NACOGDOCHES, TX (KTRE) - A Nacogdoches manufacturer of live poultry transport devices is undergoing an unexpected supply crunch on materials.
Bright coops are made from U.S.A. steel and aluminum.
The anticipated tariffs on imported metals are still creating a shift in domestic supplies.
Welders work efficiently and fast at Bright Coop Inc. Put steel in front of the skilled workers, or a robotic welder, and a Bright coop will be made.
The concern is a shortage of the USA-made metals they work with on a day to day basis. This steelyard is usually full, but purchasing agent Lisa Haygood says supplies dropped off when talk of tariffs on imported metals began.

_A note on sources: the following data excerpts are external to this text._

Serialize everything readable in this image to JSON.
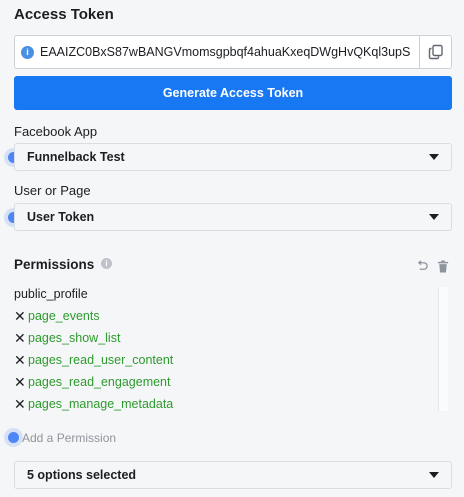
{
  "access_token": {
    "title": "Access Token",
    "value": "EAAIZC0BxS87wBANGVmomsgpbqf4ahuaKxeqDWgHvQKql3upS",
    "generate_label": "Generate Access Token"
  },
  "facebook_app": {
    "label": "Facebook App",
    "selected": "Funnelback Test"
  },
  "user_or_page": {
    "label": "User or Page",
    "selected": "User Token"
  },
  "permissions": {
    "title": "Permissions",
    "items": [
      {
        "name": "public_profile",
        "removable": false
      },
      {
        "name": "page_events",
        "removable": true
      },
      {
        "name": "pages_show_list",
        "removable": true
      },
      {
        "name": "pages_read_user_content",
        "removable": true
      },
      {
        "name": "pages_read_engagement",
        "removable": true
      },
      {
        "name": "pages_manage_metadata",
        "removable": true
      }
    ],
    "add_placeholder": "Add a Permission",
    "options_selected": "5 options selected"
  },
  "colors": {
    "primary": "#1877f2",
    "permission_green": "#2e9a2e",
    "dot_blue": "#4f86f7"
  },
  "icons": {
    "info": "info-icon",
    "copy": "copy-icon",
    "undo": "undo-icon",
    "trash": "trash-icon",
    "remove": "x-icon",
    "dropdown": "caret-down-icon"
  }
}
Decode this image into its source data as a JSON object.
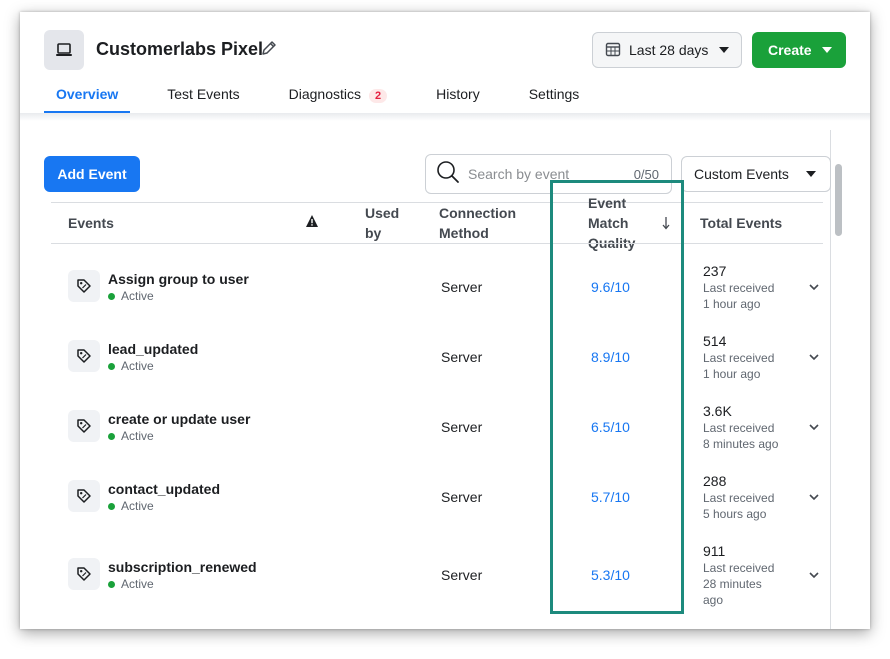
{
  "header": {
    "title": "Customerlabs Pixel",
    "date_range": "Last 28 days",
    "create_label": "Create"
  },
  "tabs": [
    {
      "label": "Overview",
      "active": true
    },
    {
      "label": "Test Events"
    },
    {
      "label": "Diagnostics",
      "badge": "2"
    },
    {
      "label": "History"
    },
    {
      "label": "Settings"
    }
  ],
  "toolbar": {
    "add_event_label": "Add Event",
    "search_placeholder": "Search by event",
    "search_count": "0/50",
    "filter_label": "Custom Events"
  },
  "table": {
    "headers": {
      "events": "Events",
      "used_by": "Used by",
      "connection_method": "Connection Method",
      "emq": "Event Match Quality",
      "total_events": "Total Events"
    },
    "rows": [
      {
        "name": "Assign group to user",
        "status": "Active",
        "connection": "Server",
        "emq": "9.6/10",
        "total": "237",
        "last_received_label": "Last received",
        "last_received": "1 hour ago"
      },
      {
        "name": "lead_updated",
        "status": "Active",
        "connection": "Server",
        "emq": "8.9/10",
        "total": "514",
        "last_received_label": "Last received",
        "last_received": "1 hour ago"
      },
      {
        "name": "create or update user",
        "status": "Active",
        "connection": "Server",
        "emq": "6.5/10",
        "total": "3.6K",
        "last_received_label": "Last received",
        "last_received": "8 minutes ago"
      },
      {
        "name": "contact_updated",
        "status": "Active",
        "connection": "Server",
        "emq": "5.7/10",
        "total": "288",
        "last_received_label": "Last received",
        "last_received": "5 hours ago"
      },
      {
        "name": "subscription_renewed",
        "status": "Active",
        "connection": "Server",
        "emq": "5.3/10",
        "total": "911",
        "last_received_label": "Last received",
        "last_received": "28 minutes ago"
      }
    ]
  },
  "colors": {
    "primary": "#1877f2",
    "create_green": "#1aa13a",
    "highlight": "#1d8a7d",
    "active_dot": "#1aa13a"
  }
}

"We've really seen some the materials harder to come by," Hagood said. "It seems like everybody is in somewhat of a panic."
Bright Coop President Clem Russell understands the objectives behind the tariffs but knows other manufacturers accustomed to buying imported products will turn to his domestic suppliers in order to avoid tariffs.
"U.S. steel mills may not be able to meet the demand," Russell said.
An aluminum door closes hard on a Bright coop. It's headed to clients like Pilgrim's Pride and Sanderson Farms that place large orders at the first of the fiscal year. It's difficult changing supply orders or locking in prices in mid-stream.
Sometimes, a deal is closed.
"We did just this week, matter of fact, lock in aluminum at a set price," Russell said. "It's already costing us $10 per cage more for aluminum which sounds insignificant, but when you're building seven to eight thousand cages that's a significant increase for one item."
Most of the time, you can see them piled up here at the corner of Wells and Seale. The company wants to keep it that way even if it means buying foreign-made supplies.
"We have to supply our customers, so we would be forced to take what we can get, where we can get it," Russell said.
Bright Coop Incorporated routinely gives discounts to buyers with large orders and has never renegotiated contracts.
Company leaders are researching what they must do in order to continue the service customers are used to receiving.